Stepping back a bit, I think the best definition I have uncovered comes from Scott D. Anthony when he simplified this to define innovation as: “doing something different that has impact.” From this definition, we can see that like Schumpeter he sees innovation as involving significantly more than new products, but Anthony goes a step further and does not include “new” or never been done in his definition. When something is new, an act of creation, but has no economic impact, it is invention, not innovation. On the other hand, when something already discovered, i.e. “not new”, is applied in a different way and has impact, it is innovation.
This latter aspect of innovation is especially important when one understands the power of convergence, the coming together of different lines of inquiry. Convergence is truly the most fertile ground for innovation, as methods and insights gained in one area, result in application and breakthroughs in others. We live in a golden age for convergence in healthcare as we are seeing multiple exponential technologies converge: • Computing power • Networking • Gene sequencing • Biosensors • Big Data • Machine learning
Individual development in each of these areas is compounding at(or greater than Moore’s law) resulting in capabilities that were cutting edge only twenty years ago becoming affordable or even virtually free now.
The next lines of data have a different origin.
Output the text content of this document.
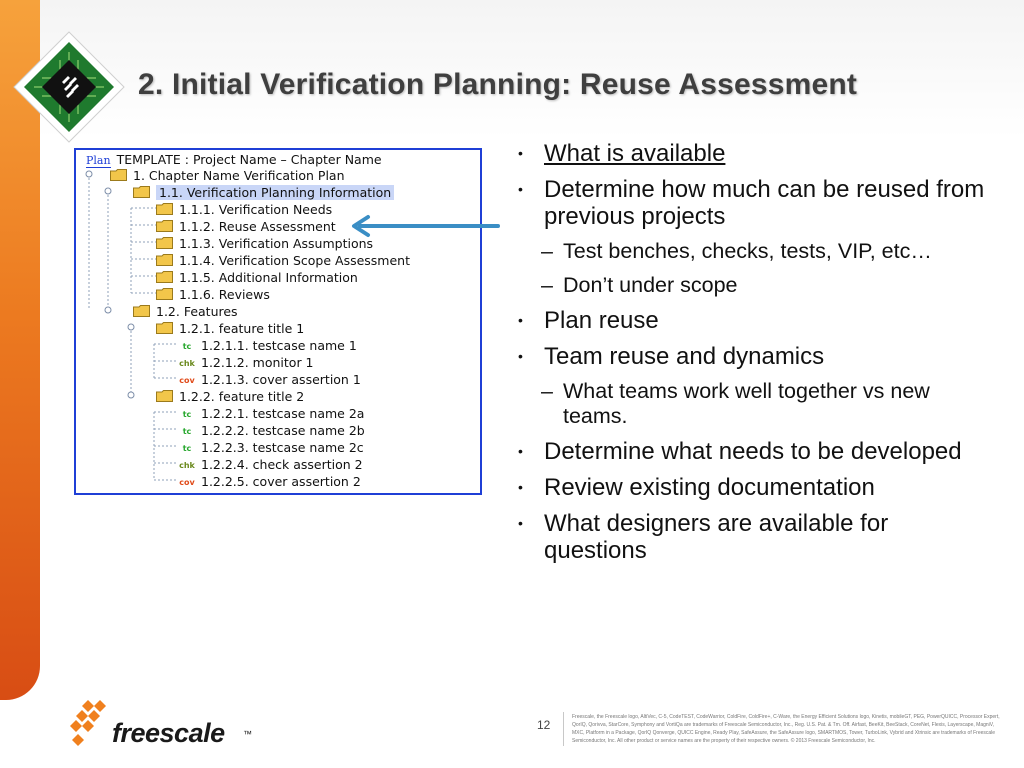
2. Initial Verification Planning: Reuse Assessment
Plan TEMPLATE : Project Name – Chapter Name
1. Chapter Name Verification Plan
1.1. Verification Planning Information
1.1.1. Verification Needs
1.1.2. Reuse Assessment
1.1.3. Verification Assumptions
1.1.4. Verification Scope Assessment
1.1.5. Additional Information
1.1.6. Reviews
1.2. Features
1.2.1. feature title 1
tc 1.2.1.1. testcase name 1
chk 1.2.1.2. monitor 1
cov 1.2.1.3. cover assertion 1
1.2.2. feature title 2
tc 1.2.2.1. testcase name 2a
tc 1.2.2.2. testcase name 2b
tc 1.2.2.3. testcase name 2c
chk 1.2.2.4. check assertion 2
cov 1.2.2.5. cover assertion 2
• What is available
• Determine how much can be reused from previous projects
– Test benches, checks, tests, VIP, etc…
– Don’t under scope
• Plan reuse
• Team reuse and dynamics
– What teams work well together vs new teams.
• Determine what needs to be developed
• Review existing documentation
• What designers are available for questions
freescale ™
12
Freescale, the Freescale logo, AltiVec, C-5, CodeTEST, CodeWarrior, ColdFire, ColdFire+, C-Ware, the Energy Efficient Solutions logo, Kinetis, mobileGT, PEG, PowerQUICC, Processor Expert, QorIQ, Qorivva, StarCore, Symphony and VortiQa are trademarks of Freescale Semiconductor, Inc., Reg. U.S. Pat. & Tm. Off. Airfast, BeeKit, BeeStack, CoreNet, Flexis, Layerscape, MagniV, MXC, Platform in a Package, QorIQ Qonverge, QUICC Engine, Ready Play, SafeAssure, the SafeAssure logo, SMARTMOS, Tower, TurboLink, Vybrid and Xtrinsic are trademarks of Freescale Semiconductor, Inc. All other product or service names are the property of their respective owners. © 2013 Freescale Semiconductor, Inc.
For example from 1992-2012, the cost of computing has decreased from $222 to $0.06 per million transistors, computing storage from $569 to $0.03 per gigabyte, bandwidth from$1245 to $23 per 1,000 Mbps. Applied to healthcare the cost of sequencing a human genome has dropped from $100M for the first genome sequenced in 2000 to $1000 today. Cameras and sensors that cost millions in the 1970’s are now 1,000x better, lighter and cheaper and found in every phone sold!
Over the next decade, using these exponential technologies, our understanding of the molecular basis of life in the individual will simply explode as we will have within our reach affordable ways to sequence not only an individual’s genome, but also their transcriptome, proteome, metabolome and microbiome. With cheap and ubiquitous sensors we will have the ability to monitor all aspects of human physiology in real-time. Through big data and machine learning advances, we will also have the power to synthesize all of this new information with existing electronic health records and realize insights and breakthroughs allowing us to predict and prevent disease..
This convergence of exponential technology will lead to a golden age of innovation in healthcare, transforming medicine from a pathology focused, one size fits all discipline to a precise, predictive and preventive model that improves vibrant life expectancy. These innovations will come from all angles: new products, diagnostics, therapies and cures, completely new capabilities, and new business models (think disruption).
The realization that we are in the midst of a golden age of healthcare innovation has led me to my own definition of innovation as I begin my new role as Chief Innovation Officer at Canada’s leading health IT company:
“Innovation is something different that has the impact to exponentially transform healthcare”.